I have a tendency to procrastinate, and reviews without hard deadlines are usually the victims of this habit. So when I write up a book within hours of finishing it that’s a pretty good sign I really liked the book. I finished Diane Chamberlain’s Breaking the Silence just about 2 hours ago, and the only reason I didn’t sit down and write it up right then is I was sitting in my car, waiting for soccer practice to end, and then had to feed the kids. Pesky life getting in the way.
Laura Brandon is woken in the middle of the night by a phone call that her father, who has been ill, is not going to live much longer. She gets to the hospital in time for him to tell her to take care of a woman named Sarah Tolley, someone Laura has never heard of. Against her husband Ray’s wishes, Laura goes to see Sarah, an elderly woman in the early stages of Alzheimer’s, who has no idea who Laura’s father is or how she should know him. When Laura returns home, she finds her 5 year old daughter, Emma, screaming uncontrollably, and Ray dead of a self-inflicted gunshot wound.
Several months later, Emma still has not spoken a word to anyone, even Laura. While the trauma of Ray’s suicide is clearly the cause, it’s unusual for a selectively mute child to not even speak to loved ones, and Laura is at a loss as to how to help her. At Emma’s therapist’s advice, Laura seeks out Dylan Gear, a one-night stand from 6 years earlier who is Emma’s birth father. Dylan has his own demons to battle but agrees to meet Emma and finds he relishes the thought of having a daughter, something he never thought possible.

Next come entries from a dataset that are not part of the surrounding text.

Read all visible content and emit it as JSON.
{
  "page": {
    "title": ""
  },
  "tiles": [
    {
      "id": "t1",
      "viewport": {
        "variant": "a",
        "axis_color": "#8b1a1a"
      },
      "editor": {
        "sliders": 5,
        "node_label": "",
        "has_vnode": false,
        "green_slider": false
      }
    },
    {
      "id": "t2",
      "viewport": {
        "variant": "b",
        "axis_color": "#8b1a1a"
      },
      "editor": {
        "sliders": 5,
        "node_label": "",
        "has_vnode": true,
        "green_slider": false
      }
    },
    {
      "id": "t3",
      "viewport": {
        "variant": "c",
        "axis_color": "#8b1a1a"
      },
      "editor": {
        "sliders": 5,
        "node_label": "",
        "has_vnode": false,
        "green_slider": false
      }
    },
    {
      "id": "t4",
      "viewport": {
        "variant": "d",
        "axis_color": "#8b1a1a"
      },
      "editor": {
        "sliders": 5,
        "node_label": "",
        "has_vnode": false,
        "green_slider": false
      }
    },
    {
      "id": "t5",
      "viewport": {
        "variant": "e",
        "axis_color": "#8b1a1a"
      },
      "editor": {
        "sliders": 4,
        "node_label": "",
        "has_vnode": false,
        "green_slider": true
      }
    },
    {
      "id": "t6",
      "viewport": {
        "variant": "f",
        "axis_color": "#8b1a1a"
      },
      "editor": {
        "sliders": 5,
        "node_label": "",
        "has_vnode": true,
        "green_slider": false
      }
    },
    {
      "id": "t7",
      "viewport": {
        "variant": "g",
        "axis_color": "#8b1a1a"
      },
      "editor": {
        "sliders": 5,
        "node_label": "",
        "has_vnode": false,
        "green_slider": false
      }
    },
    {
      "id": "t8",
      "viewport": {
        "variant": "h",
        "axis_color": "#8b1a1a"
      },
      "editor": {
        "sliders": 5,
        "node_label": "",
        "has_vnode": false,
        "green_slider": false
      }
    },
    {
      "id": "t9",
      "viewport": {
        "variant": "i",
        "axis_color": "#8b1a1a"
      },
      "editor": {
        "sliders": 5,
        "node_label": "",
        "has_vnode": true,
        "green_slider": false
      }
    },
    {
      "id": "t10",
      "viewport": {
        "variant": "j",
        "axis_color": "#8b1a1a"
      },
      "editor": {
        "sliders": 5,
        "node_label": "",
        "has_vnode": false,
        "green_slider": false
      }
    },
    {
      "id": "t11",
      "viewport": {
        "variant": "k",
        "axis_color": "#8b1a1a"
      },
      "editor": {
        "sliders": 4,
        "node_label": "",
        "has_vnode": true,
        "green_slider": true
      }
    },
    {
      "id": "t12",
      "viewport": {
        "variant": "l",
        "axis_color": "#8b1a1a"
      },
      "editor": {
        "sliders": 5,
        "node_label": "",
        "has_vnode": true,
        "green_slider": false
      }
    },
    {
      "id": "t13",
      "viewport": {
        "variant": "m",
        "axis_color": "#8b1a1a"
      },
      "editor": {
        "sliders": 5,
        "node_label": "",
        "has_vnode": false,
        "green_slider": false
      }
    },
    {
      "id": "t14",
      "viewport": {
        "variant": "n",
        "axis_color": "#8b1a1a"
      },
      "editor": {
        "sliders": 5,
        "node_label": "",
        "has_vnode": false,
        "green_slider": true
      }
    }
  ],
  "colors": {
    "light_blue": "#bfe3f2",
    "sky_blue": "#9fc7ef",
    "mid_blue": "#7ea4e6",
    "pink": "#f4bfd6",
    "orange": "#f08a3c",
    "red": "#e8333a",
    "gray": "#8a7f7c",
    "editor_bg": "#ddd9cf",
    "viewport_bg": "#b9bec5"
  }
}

Laura continues to visit Sarah, taking her on walks and listening to her talk about how she met her husband, Joe, her life as a psychiatric nurse in a hospital performing research on the unwitting patients, and how she lost Joe and her own daughter, Janie. Meanwhile, Laura receives anonymous letters warning her to stay away from Sarah. And as Laura and Dylan bond over their shared worry for Emma, they grow closer to each other.
While I listened to the audio version of this book, had I read the print version, this is one I would have stayed up late reading. I found excuses to listen whenever I could. The characters are real and riveting, and as Laura tries to break both Emma’s silence and through Sarah’s barriers of Alzheimer’s, the story unfolds in a way that keeps you coming back for more. While I’m growing tired of past-and-present type novels, the way the two stories are woven together is very well done, keeping me guessing as to how Sarah and Laura are connected.
Notes on the audiobook: The narrator of Breaking the Silence speaks in a soft voice, almost a whisper, which at times made it hard to focus on the story. But as it got further in the writing was more than enough to keep me interested. While the mass market paperback was released in 1999, it was reprinted in 2009, and Tantor Audio now has released it on audiobook. You can listen to a sample on their site.